Tallahassee native KJ Smith finds her niche in Hollywood
Living her dream
By Kathryn Lewis
Outlook writer
The plan that KJ Smith had conjured up in her mind for life after college seemed to be the ideal scenario for success.
After all, she’d been hearing it while growing up in Tallahassee.
She earned a business degree from FSU and was pursuing a master’s in journalism at FAMU. She set out to take a job with a Fortune 500 company in Ocala.
She was making a good salary and the pieces seemed to be falling in place. Suddenly she seemed on her way with a corporate job.
“I wanted to flourish and climb the ladder and have a white picket fence and a family and all of that stuff,” she said. “That was because that’s what I was told was the thing to do.”
Until she had an epiphany of her true calling. She’s found it in Hollywood but not before enduring some hard knocks on her way to becoming one of America’s rising actresses.
This past weekend, she made a rare appearance in her hometown as the celebrity guest at the Crescent Moon Gala at The Moon. The annual event is a fund-raiser for the Sickle Cell Foundation of the Big Bend.
Smith recently starred in Tyler Perry’s “A Madea Family Funeral,” a breakthrough role on the big screen.
By then, she was far from being a newcomer to acting. Some of her early roles have been television shows such as “Dynasty,” Kevin Hart’s “Real Husbands of Hollywood” on BET, “Queen Sugar” on the Oprah Winfrey Network, Nickelodeon’s “Nicky, Ricky Dicky & Dawn” and LeBron James’ “Survivor’s Remorse.”
Smith was driven to acting because she didn’t see the promise of happiness in a corporate job. The passion for acting was always there, she said.
Her journey to breaking in as an actress began when her long-time friend, Charee Williams, invited her to Los Angeles for a week’s vacation. She didn’t give it a second thought.
She could only see her dream of stardom coming true.

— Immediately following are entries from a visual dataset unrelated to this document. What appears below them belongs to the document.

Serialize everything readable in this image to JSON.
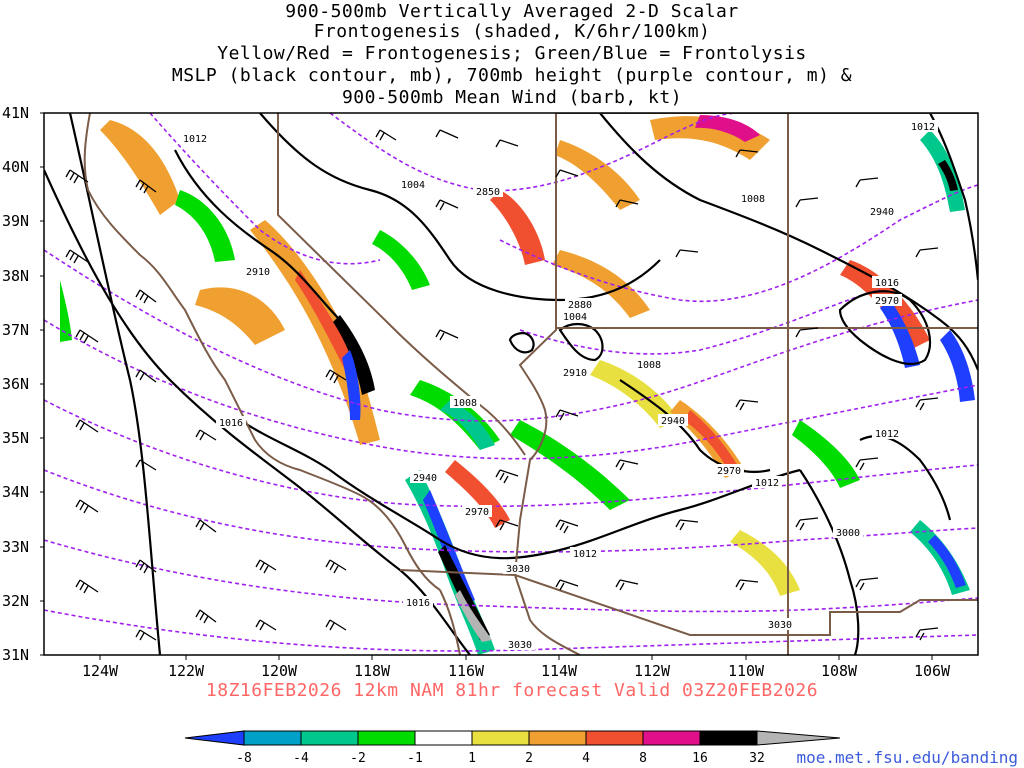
{
  "title_lines": [
    "900-500mb Vertically Averaged 2-D Scalar",
    "Frontogenesis (shaded, K/6hr/100km)",
    "Yellow/Red = Frontogenesis;  Green/Blue = Frontolysis",
    "MSLP (black contour, mb), 700mb height (purple contour, m) &",
    "900-500mb Mean Wind (barb, kt)"
  ],
  "footer": "18Z16FEB2026 12km NAM 81hr forecast Valid 03Z20FEB2026",
  "credit": "moe.met.fsu.edu/banding",
  "map": {
    "lat_labels": [
      "41N",
      "40N",
      "39N",
      "38N",
      "37N",
      "36N",
      "35N",
      "34N",
      "33N",
      "32N",
      "31N"
    ],
    "lon_labels": [
      "124W",
      "122W",
      "120W",
      "118W",
      "116W",
      "114W",
      "112W",
      "110W",
      "108W",
      "106W"
    ],
    "lat_range": [
      31,
      41
    ],
    "lon_range": [
      -125,
      -105
    ],
    "mslp_labels": [
      "1012",
      "1004",
      "1008",
      "1012",
      "1016",
      "1004",
      "1008",
      "1008",
      "1016",
      "1012",
      "1012",
      "1012",
      "1016"
    ],
    "height_labels": [
      "2850",
      "2940",
      "2910",
      "2880",
      "2970",
      "2910",
      "2940",
      "2970",
      "2940",
      "2970",
      "3030",
      "3000",
      "3030",
      "3030"
    ]
  },
  "colorbar": {
    "labels": [
      "-8",
      "-4",
      "-2",
      "-1",
      "1",
      "2",
      "4",
      "8",
      "16",
      "32"
    ],
    "colors": [
      "#1f3fff",
      "#00a0c8",
      "#00c88c",
      "#00dc00",
      "#ffffff",
      "#e8e040",
      "#f0a030",
      "#f05030",
      "#e0108a",
      "#000000",
      "#b4b4b4"
    ]
  },
  "colors": {
    "mslp_contour": "#000000",
    "height_contour": "#a020f0",
    "borders": "#7a5c48",
    "footer": "#ff6666",
    "credit": "#3b5bdb"
  }
}
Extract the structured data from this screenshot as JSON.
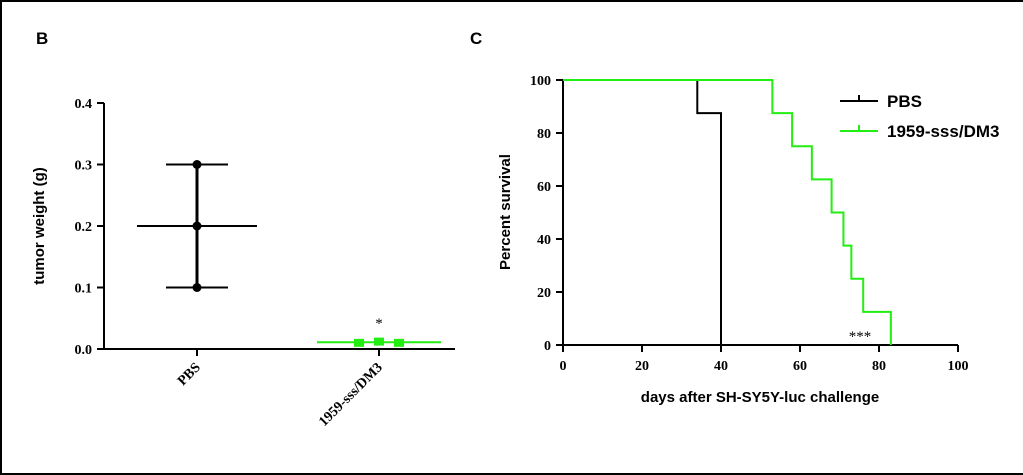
{
  "panels": {
    "b_label": "B",
    "c_label": "C"
  },
  "colors": {
    "pbs": "#000000",
    "treatment": "#22ee11"
  },
  "chart_data": [
    {
      "panel": "B",
      "type": "scatter",
      "categories": [
        "PBS",
        "1959-sss/DM3"
      ],
      "ylabel": "tumor weight (g)",
      "xlabel": "",
      "ylim": [
        0,
        0.4
      ],
      "yticks": [
        "0.0",
        "0.1",
        "0.2",
        "0.3",
        "0.4"
      ],
      "series": [
        {
          "category": "PBS",
          "points": [
            0.1,
            0.2,
            0.3
          ],
          "mean": 0.2,
          "err_low": 0.1,
          "err_high": 0.3,
          "color": "#000000"
        },
        {
          "category": "1959-sss/DM3",
          "points": [
            0.01,
            0.012,
            0.01
          ],
          "mean": 0.011,
          "err_low": 0.009,
          "err_high": 0.013,
          "color": "#22ee11"
        }
      ],
      "annotation": "*"
    },
    {
      "panel": "C",
      "type": "line",
      "xlabel": "days after SH-SY5Y-luc challenge",
      "ylabel": "Percent survival",
      "xlim": [
        0,
        100
      ],
      "ylim": [
        0,
        100
      ],
      "xticks": [
        "0",
        "20",
        "40",
        "60",
        "80",
        "100"
      ],
      "yticks": [
        "0",
        "20",
        "40",
        "60",
        "80",
        "100"
      ],
      "series": [
        {
          "name": "PBS",
          "color": "#000000",
          "steps": [
            [
              0,
              100
            ],
            [
              34,
              87.5
            ],
            [
              40,
              0
            ]
          ]
        },
        {
          "name": "1959-sss/DM3",
          "color": "#22ee11",
          "steps": [
            [
              0,
              100
            ],
            [
              53,
              87.5
            ],
            [
              58,
              75
            ],
            [
              63,
              62.5
            ],
            [
              68,
              50
            ],
            [
              71,
              37.5
            ],
            [
              73,
              25
            ],
            [
              76,
              12.5
            ],
            [
              83,
              0
            ]
          ]
        }
      ],
      "annotation": "***",
      "legend_position": "top-right"
    }
  ]
}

“Before I got on the flight, I called my mom and I was like, ‘I’m moving out here and I’m not coming back.’ ” she said during a recent telephone interview. “My mom said, ‘I’ll help you pack.’”
Her resolve was quickly tested after arriving in Los Angeles, though. She took a job in retail but eventually fell on hard times financially.
She persisted in her quest, even in the face of casting directors telling her “Some people just have it and you don’t.”
Things got even more challenging when she attend a monologue slam. Her acting coach told her that he’d seen her get more excited about a haircut than the way she delivered in a scene, she said.
Smith refused to be rejected, although she didn’t have an impressive resume of being a child actor. Those who watched her growing up in Tallahassee as a cheerleader and playing softball never doubted that her passion for acting would pay off.
Even being one that the industry would consider a late bloomer.
“She has always been very dramatic and very extra, but that was just always her,” said her older sister, Lanetra Bennett, a reporter with WCTV. “I don’t think it was anything that we ever specifically thought about as far as acting, but that kind of thing always came natural to her.”
Smith’s chances of making it on the big screen began to improve immediately after she met Nathan Habben of Infinity Entertainment. They were introduced by one of Habben’s clients.
Habben, who has since become Smith manager, said he had an inkling after seeing her earlier work that “She’s going to be a star.”
He immediately encouraged Smith to concentrate on major roles. It turned out to be a life-changing suggestion that is making Hollywood look at Smith as a pure actress with unlimited potential.
“Our future now is to make her a household name,” Habben said. “She’s very well known in the entertainment industry, but middle-America doesn’t know who she is. Our goal now is to elevate even more to the next level; to where when people hear her name it’s the same as when you’re talking Oprah or Taraji (Henson).”
Smith is now in a place that her father, Earnest “Sonny” Smith, didn’t see coming before his death in January 2017. It took some time after seeing her in a handful of television roles before her dad accepted that acting is her career choice, she said.
Smith was pursuing her dream when her father died. It threw her into a state of depression, especially when she began to recount the birthdays and holidays she spent away from home, she said.
Occasionally she heard her voice saying, “Come home.”
After taking a reprieve from acting to gather herself, Smith regrouped. This time she did so with renewed passion inspired by the loss of her father.
“It feels so good,” she said. “It’s like a dream; oh my gosh. Nobody knows this but me. I say that because I’m the only person with my experience.”
Her role in “A Madea Family Funeral,” has put Smith on a plateau. So much so it almost seems surreal that she seemingly is on her way to stardom.
“I saw her on set, I saw it happening,” said Bennett, “but it still didn’t really, really hit me until I watched the movie.”